Buying a generator without sizing it properly means either running out of power mid-outage or paying for capacity you never use. This guide walks you through running watts, starting watts, fuel choices, and transfer switch requirements so you can choose the right generator for your specific needs.
Running Watts vs. Starting Watts: The Key Distinction
Every generator is rated in two numbers: running watts (also called rated watts) and starting watts (also called surge watts). Running watts is the continuous power output the generator can sustain indefinitely. Starting watts is the brief peak output available for a few seconds to start electric motors. The starting watts rating is typically 20–50% higher than the running watts rating.
Electric motors — found in air conditioners, refrigerators, well pumps, and sump pumps — require 2–3 times their running wattage during startup. If your total running load is 5,000 watts but your largest motor requires 3,000 watts to start, your generator must be capable of supplying 8,000 watts at the moment that motor kicks on. This is why you add only the single largest starting surge to your running total, not all starting surges simultaneously. Starting all motors at the same time would overload any reasonably sized generator, but in practice they stagger naturally over the first few minutes of operation.
How to Calculate Your Total Load
Start by listing every load you want to power during an outage. For each item, find the running wattage on the nameplate or manufacturer's spec sheet. If only amps and volts are listed, multiply them to get watts (W = V × A). For motor loads (AC, pumps, refrigerators), also note the starting wattage, which is usually listed separately or can be estimated at 2.5 times the running wattage.
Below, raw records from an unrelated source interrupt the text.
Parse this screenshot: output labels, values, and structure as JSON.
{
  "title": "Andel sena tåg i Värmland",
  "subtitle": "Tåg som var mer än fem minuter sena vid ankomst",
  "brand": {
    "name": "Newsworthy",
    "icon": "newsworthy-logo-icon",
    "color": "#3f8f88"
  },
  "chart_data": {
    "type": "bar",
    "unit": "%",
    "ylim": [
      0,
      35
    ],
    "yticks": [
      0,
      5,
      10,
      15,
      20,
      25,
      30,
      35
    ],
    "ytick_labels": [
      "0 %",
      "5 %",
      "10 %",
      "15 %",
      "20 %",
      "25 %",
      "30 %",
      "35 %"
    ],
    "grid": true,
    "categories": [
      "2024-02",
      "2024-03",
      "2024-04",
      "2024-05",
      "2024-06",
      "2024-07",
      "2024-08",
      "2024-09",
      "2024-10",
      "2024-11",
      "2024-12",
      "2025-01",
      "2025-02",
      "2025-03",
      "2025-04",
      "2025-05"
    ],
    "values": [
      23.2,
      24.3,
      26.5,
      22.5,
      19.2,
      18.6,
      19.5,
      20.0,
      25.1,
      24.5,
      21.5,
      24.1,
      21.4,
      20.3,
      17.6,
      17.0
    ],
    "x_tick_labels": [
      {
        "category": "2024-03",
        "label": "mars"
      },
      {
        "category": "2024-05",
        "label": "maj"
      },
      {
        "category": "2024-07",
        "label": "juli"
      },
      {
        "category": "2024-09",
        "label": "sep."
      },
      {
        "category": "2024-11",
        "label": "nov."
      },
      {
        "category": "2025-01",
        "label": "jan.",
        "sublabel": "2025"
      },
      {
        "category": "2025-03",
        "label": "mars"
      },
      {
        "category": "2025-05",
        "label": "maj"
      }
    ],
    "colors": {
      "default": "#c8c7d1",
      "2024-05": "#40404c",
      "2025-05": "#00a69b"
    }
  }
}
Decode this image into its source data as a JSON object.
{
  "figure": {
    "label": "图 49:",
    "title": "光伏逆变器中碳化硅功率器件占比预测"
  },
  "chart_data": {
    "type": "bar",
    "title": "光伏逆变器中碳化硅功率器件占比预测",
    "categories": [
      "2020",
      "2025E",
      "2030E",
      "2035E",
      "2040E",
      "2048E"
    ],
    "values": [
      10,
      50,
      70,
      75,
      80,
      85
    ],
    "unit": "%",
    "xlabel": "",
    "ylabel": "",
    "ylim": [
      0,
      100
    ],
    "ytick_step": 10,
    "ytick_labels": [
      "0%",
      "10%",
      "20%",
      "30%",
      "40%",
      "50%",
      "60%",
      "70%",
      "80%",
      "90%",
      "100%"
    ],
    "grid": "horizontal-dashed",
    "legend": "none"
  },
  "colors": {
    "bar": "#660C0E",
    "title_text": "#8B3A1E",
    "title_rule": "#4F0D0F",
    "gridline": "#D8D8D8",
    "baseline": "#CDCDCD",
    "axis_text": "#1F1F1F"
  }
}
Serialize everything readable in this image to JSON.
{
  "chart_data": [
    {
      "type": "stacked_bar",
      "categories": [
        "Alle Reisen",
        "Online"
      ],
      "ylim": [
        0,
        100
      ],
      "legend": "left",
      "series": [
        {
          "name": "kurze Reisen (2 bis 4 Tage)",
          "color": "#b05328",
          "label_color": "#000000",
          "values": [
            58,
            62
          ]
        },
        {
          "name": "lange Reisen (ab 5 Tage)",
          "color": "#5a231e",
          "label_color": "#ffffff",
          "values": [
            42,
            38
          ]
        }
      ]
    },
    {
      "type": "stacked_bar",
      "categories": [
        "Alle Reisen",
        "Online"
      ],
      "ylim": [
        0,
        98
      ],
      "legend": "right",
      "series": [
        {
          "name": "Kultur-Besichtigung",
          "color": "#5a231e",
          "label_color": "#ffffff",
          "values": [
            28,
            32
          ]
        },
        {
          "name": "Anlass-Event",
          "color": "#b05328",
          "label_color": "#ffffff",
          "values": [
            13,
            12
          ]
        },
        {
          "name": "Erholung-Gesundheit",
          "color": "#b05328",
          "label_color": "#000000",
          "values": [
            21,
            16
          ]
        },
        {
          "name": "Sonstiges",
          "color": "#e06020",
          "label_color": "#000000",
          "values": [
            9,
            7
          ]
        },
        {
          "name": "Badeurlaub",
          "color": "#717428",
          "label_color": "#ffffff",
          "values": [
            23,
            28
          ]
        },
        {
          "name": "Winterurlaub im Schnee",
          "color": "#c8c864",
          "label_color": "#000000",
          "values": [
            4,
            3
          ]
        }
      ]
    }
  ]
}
Sum all running watts — this is your total continuous load. Then identify the single appliance with the highest starting surge and add just that surge (the difference between its starting and running wattage) to the running total. Apply a 10–15% safety margin on top of this sum to avoid running the generator at 100% capacity, which reduces generator lifespan and fuel efficiency. The result is your minimum required generator size. Round up to the next available commercial size (e.g., 7,500W, 10,000W, 12,500W).
Fuel Types: Gasoline, Propane, and Natural Gas
Gasoline is the most common fuel for portable generators. It is widely available and the generators themselves are less expensive upfront, but gasoline degrades within 30–90 days (even with stabilizer) and supply lines can be disrupted during extended emergencies when gas stations lose power. Most 7,500W gasoline generators consume 0.5–0.7 gallons per hour at 50% load, giving roughly 8–10 hours of runtime per tank.
Propane burns cleanly, stores indefinitely in sealed tanks, and is available in sizes from 20-lb cylinders to 500-gallon permanent tanks. Propane generators produce roughly 10–15% less power than the same generator running on gasoline because propane has a lower energy density per gallon. Natural gas standby generators are the most convenient long-term option — they connect permanently to the utility gas line and never run out of fuel — but they require a licensed plumber and electrician for installation and cost significantly more upfront than portable units.
Standby vs. Portable: Which Do You Need?
Portable generators (3,500–12,500W) are the right choice for occasional outages, construction sites, camping, or as a backup for specific critical loads. They cost $500–$3,000, require manual startup, and must be refueled. They should never be run inside or in attached garages due to carbon monoxide risk — always position them at least 20 feet from the house with the exhaust directed away from windows and doors.
Standby generators (7,500–20,000W or larger) start automatically within seconds of a utility failure, run on natural gas or propane, and can power the entire house including HVAC. They are professionally installed with a permanent transfer switch and typically cost $4,000–$15,000 installed. They make sense when you have medical equipment that requires uninterrupted power, experience outages more than 2–3 times per year, or have a sump pump protecting a finished basement. The automatic operation is particularly valuable for vacationers or second-home owners who cannot be present to manually start a portable unit during a storm.
Transfer Switches and Code Requirements
Connecting a generator to your home's electrical panel requires a transfer switch — a device that disconnects the utility feed and connects the generator simultaneously, preventing dangerous backfeed that can electrocute lineworkers restoring power. The NEC (National Electrical Code) requires a transfer switch for any generator connected to home wiring. Running extension cords directly from a portable generator doesn't require a transfer switch but limits you to what you can reach with a cord.
Manual transfer switches (a double-pole switch or subpanel) are the most common and affordable option ($200–$700 installed). Automatic transfer switches (ATS) are required for standby generators and cost $500–$2,000 installed. The transfer switch amperage must match or exceed the generator's maximum output current: a 7,500W/240V generator produces 31 amps, so a 30-amp transfer switch is the minimum. For a 12,500W generator, you need a 50-amp transfer switch. Always have a licensed electrician perform this installation — improper wiring is a fire and electrocution hazard.